At this point, pass out the utensils, give each group a tray with beans. Students can share bean trays but each should have their own utensil. Caution students about "cheating", they must use their utensils in the way their intended to use them (as demonstrated) and may only pick up one bean at a time.
Procedure: You will run through several trials. Each trial will require your woolybooger to gain at least 20 beans. If 20 beans are not acquired during the time period, your woolybooger has died.
Start with 1 minute on the clock. Then reduce the time to 45 seconds, then 30 seconds, then 15 seconds.
When a woolybooger dies, the student can play the offspring of the surviving woolyboogers. Give them a new utensil (probably a spoon or tweezer) for the next trial. You can be flexible here.
At the end, the only surviving woolyboogers will most likely be the Spoon-Mouthed Wollybooger.
1. What happens to animals that cannot compete as well with other animals in the wild?

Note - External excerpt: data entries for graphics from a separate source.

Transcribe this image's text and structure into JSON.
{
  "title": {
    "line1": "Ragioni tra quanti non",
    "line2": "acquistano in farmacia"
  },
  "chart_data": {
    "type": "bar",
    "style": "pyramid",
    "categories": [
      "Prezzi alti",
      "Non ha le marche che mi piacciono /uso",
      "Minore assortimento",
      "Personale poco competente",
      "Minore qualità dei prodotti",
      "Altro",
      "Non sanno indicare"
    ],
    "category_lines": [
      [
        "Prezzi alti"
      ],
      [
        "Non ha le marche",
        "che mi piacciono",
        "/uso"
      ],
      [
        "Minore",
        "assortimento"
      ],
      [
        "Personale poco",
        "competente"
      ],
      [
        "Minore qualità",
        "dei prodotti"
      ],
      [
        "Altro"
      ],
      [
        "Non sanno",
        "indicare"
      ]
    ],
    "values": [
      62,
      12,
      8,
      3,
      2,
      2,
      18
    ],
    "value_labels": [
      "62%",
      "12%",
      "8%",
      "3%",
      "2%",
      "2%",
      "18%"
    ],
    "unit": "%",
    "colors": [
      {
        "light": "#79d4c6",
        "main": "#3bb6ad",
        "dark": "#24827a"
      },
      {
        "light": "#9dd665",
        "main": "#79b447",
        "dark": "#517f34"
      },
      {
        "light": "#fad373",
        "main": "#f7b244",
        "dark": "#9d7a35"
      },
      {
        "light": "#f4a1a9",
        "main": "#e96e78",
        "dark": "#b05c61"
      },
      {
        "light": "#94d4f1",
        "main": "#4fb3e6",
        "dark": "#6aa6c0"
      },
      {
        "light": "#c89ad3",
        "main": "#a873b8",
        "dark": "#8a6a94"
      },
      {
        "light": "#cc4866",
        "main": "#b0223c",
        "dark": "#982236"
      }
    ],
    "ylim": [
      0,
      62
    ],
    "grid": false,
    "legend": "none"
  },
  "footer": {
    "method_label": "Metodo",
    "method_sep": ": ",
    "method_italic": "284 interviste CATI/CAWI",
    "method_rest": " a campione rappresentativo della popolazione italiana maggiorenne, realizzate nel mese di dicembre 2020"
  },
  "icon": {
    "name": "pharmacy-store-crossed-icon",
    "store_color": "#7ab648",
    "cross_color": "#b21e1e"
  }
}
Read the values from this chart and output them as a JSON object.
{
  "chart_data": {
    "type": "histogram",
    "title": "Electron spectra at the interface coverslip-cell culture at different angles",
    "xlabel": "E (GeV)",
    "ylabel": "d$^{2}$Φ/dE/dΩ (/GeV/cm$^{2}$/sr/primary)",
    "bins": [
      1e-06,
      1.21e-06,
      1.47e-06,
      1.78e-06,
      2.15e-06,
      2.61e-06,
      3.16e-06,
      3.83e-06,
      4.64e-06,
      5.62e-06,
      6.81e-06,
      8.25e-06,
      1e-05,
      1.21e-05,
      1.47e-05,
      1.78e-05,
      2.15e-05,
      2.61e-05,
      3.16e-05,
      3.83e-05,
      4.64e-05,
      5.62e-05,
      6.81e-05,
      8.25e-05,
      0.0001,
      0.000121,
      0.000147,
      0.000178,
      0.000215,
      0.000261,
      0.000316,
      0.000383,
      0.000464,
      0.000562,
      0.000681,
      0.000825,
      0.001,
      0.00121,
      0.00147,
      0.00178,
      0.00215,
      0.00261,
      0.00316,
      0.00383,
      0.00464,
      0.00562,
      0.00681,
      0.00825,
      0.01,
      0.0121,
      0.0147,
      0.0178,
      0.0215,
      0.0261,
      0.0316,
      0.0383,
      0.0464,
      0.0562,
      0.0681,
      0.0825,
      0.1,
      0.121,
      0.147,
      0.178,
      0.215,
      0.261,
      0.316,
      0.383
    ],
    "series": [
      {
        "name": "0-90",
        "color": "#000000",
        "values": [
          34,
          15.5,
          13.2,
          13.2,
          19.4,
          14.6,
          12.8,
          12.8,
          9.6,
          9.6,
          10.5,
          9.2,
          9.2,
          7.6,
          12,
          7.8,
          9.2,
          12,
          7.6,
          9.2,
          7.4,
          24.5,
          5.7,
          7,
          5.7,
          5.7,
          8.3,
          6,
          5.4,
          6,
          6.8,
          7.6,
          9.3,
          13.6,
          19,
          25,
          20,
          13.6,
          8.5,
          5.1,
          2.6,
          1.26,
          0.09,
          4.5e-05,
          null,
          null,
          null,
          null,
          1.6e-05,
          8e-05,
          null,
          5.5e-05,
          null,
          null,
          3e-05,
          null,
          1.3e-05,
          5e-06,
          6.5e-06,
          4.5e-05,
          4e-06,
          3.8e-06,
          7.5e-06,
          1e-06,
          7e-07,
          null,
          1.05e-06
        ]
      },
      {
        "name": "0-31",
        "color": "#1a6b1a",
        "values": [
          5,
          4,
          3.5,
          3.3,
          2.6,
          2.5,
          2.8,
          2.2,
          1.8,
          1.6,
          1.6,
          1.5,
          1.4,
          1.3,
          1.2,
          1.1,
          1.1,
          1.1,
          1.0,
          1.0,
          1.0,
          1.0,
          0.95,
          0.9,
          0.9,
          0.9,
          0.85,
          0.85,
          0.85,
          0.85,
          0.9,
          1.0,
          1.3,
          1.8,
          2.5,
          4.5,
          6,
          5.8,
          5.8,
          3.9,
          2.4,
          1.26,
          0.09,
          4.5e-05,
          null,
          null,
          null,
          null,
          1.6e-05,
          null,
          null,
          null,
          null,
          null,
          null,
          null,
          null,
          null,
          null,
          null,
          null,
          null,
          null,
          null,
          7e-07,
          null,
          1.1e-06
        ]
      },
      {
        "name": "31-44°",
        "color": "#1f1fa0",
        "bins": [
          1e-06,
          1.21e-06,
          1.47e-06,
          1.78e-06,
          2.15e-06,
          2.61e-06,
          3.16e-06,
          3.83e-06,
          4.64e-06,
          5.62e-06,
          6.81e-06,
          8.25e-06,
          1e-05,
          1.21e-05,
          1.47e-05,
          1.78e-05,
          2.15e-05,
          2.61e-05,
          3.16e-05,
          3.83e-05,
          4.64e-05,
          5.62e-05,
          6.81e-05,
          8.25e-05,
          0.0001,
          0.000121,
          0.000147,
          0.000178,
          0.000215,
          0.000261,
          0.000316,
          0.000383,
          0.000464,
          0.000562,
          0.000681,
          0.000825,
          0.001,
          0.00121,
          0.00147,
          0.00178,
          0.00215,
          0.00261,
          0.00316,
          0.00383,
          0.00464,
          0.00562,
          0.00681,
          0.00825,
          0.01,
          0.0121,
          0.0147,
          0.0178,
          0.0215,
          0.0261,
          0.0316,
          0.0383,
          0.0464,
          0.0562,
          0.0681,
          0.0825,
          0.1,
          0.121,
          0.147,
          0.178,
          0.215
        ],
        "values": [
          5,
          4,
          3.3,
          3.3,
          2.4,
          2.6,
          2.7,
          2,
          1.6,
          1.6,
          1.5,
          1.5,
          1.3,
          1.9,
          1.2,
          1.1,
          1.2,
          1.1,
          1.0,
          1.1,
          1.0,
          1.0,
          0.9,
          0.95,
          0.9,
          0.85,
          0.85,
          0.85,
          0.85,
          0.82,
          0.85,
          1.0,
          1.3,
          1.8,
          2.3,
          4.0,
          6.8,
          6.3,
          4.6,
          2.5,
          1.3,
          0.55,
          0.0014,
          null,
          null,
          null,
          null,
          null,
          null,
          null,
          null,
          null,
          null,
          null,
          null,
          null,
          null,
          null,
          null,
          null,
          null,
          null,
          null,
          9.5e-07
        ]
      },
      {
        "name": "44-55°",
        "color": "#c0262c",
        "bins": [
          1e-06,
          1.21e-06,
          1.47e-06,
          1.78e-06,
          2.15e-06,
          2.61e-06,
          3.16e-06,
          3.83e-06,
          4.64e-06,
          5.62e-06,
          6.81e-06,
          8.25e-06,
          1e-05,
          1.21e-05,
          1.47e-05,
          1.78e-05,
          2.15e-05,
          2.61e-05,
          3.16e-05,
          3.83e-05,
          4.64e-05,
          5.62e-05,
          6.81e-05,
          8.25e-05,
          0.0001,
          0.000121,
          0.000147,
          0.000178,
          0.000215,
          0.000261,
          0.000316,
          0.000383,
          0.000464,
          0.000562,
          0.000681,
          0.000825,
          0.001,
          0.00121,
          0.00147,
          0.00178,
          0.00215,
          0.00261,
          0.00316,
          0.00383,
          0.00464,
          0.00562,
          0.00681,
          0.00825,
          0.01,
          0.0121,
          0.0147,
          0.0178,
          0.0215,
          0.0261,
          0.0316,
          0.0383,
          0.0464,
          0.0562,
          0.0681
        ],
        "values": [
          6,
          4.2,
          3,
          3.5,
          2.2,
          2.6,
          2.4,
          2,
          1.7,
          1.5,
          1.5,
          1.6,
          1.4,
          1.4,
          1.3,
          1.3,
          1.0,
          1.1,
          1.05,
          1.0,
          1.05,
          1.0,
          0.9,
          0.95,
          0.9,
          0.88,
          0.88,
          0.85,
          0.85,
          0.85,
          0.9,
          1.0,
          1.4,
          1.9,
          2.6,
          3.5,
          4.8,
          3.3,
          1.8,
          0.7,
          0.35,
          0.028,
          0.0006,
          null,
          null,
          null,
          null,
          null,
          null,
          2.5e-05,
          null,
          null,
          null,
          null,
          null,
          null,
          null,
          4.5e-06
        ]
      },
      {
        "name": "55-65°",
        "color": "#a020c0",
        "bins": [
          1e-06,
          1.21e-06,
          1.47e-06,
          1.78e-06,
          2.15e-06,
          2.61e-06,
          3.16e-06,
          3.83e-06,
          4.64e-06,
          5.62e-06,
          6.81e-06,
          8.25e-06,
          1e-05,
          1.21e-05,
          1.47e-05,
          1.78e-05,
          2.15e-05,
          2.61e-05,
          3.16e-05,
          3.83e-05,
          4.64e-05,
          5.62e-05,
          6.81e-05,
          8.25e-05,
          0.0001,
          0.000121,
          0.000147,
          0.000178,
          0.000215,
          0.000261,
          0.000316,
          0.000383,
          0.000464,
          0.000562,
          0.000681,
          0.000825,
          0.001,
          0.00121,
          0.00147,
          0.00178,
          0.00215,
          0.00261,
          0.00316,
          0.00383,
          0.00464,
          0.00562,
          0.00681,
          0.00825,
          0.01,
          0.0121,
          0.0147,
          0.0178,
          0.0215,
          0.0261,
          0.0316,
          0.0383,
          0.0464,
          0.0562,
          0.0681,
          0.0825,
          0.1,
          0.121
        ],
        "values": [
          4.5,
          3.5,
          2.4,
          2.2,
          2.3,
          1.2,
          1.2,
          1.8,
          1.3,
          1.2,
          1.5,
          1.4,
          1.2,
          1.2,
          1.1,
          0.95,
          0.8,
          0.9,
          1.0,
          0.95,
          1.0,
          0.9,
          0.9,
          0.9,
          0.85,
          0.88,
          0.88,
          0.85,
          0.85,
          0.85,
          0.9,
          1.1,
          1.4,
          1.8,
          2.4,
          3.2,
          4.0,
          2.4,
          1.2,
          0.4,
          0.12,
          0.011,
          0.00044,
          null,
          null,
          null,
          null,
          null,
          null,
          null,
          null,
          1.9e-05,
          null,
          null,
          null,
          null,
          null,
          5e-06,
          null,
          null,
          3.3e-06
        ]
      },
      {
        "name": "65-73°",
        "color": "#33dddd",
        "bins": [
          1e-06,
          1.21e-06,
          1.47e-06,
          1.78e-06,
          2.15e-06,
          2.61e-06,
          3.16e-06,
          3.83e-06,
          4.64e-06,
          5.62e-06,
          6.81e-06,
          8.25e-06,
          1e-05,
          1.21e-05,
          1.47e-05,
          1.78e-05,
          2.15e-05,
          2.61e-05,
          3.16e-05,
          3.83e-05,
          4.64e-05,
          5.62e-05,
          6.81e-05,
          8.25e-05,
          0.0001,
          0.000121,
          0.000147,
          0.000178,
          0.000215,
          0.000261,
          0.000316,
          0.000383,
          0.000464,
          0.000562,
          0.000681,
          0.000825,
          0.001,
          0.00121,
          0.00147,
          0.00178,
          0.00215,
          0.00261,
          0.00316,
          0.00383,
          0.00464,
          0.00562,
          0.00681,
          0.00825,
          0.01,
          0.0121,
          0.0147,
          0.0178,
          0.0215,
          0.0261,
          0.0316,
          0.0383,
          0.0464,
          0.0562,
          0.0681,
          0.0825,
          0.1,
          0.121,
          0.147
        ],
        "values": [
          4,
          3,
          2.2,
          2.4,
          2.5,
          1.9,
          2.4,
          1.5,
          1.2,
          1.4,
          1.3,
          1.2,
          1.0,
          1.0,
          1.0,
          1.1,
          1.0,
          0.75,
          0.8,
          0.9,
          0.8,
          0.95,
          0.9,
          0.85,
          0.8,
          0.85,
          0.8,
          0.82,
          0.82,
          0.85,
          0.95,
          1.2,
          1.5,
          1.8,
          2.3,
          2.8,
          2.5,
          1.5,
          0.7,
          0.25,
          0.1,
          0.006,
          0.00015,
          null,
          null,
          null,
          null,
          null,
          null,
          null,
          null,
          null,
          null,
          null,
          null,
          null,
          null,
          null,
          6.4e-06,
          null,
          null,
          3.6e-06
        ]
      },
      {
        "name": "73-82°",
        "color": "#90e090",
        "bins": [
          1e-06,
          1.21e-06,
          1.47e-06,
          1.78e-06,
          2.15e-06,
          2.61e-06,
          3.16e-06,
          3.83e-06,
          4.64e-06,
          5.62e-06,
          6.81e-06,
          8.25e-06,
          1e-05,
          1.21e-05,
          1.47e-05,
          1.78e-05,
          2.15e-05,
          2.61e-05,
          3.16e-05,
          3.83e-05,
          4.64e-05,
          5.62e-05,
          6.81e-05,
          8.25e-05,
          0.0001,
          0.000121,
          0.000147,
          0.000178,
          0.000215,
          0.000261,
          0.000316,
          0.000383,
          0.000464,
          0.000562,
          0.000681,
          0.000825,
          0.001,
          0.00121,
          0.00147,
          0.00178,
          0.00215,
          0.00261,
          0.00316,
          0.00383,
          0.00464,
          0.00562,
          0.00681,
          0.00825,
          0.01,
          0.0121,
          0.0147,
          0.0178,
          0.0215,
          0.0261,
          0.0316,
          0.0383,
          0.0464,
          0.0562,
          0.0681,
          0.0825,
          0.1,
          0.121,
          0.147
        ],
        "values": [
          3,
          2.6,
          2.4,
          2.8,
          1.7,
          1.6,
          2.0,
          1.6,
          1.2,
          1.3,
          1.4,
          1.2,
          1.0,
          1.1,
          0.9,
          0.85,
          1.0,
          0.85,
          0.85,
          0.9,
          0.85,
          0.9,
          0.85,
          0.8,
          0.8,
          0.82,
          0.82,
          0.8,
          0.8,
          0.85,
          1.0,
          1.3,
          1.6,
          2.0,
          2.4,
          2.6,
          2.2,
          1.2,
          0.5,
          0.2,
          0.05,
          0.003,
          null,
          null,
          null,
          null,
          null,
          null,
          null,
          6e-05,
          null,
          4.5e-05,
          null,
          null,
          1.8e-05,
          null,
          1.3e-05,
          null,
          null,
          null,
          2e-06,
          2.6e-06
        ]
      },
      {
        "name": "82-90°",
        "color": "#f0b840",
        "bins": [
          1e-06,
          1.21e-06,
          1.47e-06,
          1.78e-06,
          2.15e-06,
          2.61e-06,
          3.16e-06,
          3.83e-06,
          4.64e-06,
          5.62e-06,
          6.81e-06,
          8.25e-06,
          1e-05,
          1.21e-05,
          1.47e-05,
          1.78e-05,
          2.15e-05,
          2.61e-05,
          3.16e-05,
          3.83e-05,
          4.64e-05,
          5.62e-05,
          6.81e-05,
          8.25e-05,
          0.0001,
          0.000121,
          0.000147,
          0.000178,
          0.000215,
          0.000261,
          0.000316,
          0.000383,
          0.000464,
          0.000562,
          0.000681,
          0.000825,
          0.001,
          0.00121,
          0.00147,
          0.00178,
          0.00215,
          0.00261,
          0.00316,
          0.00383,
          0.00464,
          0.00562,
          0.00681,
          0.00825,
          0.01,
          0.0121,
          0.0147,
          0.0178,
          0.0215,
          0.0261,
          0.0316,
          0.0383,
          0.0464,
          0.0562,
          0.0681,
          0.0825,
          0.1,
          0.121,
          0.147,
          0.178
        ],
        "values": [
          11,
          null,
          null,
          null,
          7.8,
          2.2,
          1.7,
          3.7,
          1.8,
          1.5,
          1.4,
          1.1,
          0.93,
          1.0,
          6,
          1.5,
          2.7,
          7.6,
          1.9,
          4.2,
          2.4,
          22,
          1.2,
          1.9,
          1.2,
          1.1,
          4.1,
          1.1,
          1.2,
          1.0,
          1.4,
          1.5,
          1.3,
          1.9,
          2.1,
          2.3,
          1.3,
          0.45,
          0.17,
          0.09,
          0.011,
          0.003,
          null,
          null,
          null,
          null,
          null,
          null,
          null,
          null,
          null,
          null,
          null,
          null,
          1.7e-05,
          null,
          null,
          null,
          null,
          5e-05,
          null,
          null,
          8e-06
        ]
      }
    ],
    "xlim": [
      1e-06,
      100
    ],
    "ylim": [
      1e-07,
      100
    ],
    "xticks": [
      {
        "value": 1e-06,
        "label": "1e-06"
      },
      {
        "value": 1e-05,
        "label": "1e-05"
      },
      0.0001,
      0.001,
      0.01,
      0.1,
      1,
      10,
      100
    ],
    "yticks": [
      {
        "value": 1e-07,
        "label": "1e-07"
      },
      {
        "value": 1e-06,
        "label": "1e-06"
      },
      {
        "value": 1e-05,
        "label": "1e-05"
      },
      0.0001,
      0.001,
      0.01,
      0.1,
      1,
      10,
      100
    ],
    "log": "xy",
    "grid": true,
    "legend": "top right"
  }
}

2. Can you think of any real-life examples of the woolybooger, where one species has a definite advantage over another?
3. Sometimes animals that are introduced into an area that they never lived in before, out-compete and endanger resident species, why do you think this happens?
4. If only one species is considered the "fittest", why do we still have so many variations among species. Why do some birds have very long pointy beaks, while other birds have short flat beaks?
5. How do you think diseases can affect natural selection?